Jamie Hyneman and Adam Savage, principals of the television program MythBusters, have been described as being "reverent" of Herbert's work as Mr. Wizard. Five months after Herbert died, MythBusters aired a two-hour episode entitled "Special Super-sized Myths" "Dedicated to Mr. Wizard".

==Personal life==
Herbert married Maraleita Dutton in 1939. They adopted three children together: Jeffrey (born 1954), Jay (born 1955), and Jill (born 1960). The couple later divorced, and Herbert married Norma Nix Kasell in 1972.

==Awards==
- (1953) Watch Mr. Wizard won a Peabody Award.
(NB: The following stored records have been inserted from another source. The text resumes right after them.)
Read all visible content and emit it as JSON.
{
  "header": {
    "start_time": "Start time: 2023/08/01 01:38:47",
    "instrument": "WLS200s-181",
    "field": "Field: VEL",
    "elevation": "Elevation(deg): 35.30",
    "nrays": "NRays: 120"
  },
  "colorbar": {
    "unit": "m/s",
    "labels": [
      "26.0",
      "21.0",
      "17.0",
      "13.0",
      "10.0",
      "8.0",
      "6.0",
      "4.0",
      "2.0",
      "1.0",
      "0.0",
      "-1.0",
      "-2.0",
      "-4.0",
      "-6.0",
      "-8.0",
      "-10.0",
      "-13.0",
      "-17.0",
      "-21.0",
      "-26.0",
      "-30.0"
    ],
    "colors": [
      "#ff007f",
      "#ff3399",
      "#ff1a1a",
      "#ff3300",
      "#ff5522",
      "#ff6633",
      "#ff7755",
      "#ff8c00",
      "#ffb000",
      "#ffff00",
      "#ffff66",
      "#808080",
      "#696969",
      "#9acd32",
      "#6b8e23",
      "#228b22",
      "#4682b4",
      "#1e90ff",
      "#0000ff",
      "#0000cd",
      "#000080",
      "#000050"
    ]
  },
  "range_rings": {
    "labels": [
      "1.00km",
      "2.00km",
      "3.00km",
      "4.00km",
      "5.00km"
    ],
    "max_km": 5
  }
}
- Three Thomas Alva Edison National Mass Media Awards
- (1991) Herbert received the annual Robert A. Millikan Medal from the American Association of Physics Teachers (AAPT) for his "notable and creative contributions to the teaching of physics;" he presented an address "Behind the Scenes of Mr. Wizard".
- (1994) Herbert won the annual James T. Grady-James H. Stack Award for Interpreting Chemistry from the American Chemical Society.
- (2007) Resolution 485 of the US House of Representatives honored Herbert shortly after his death.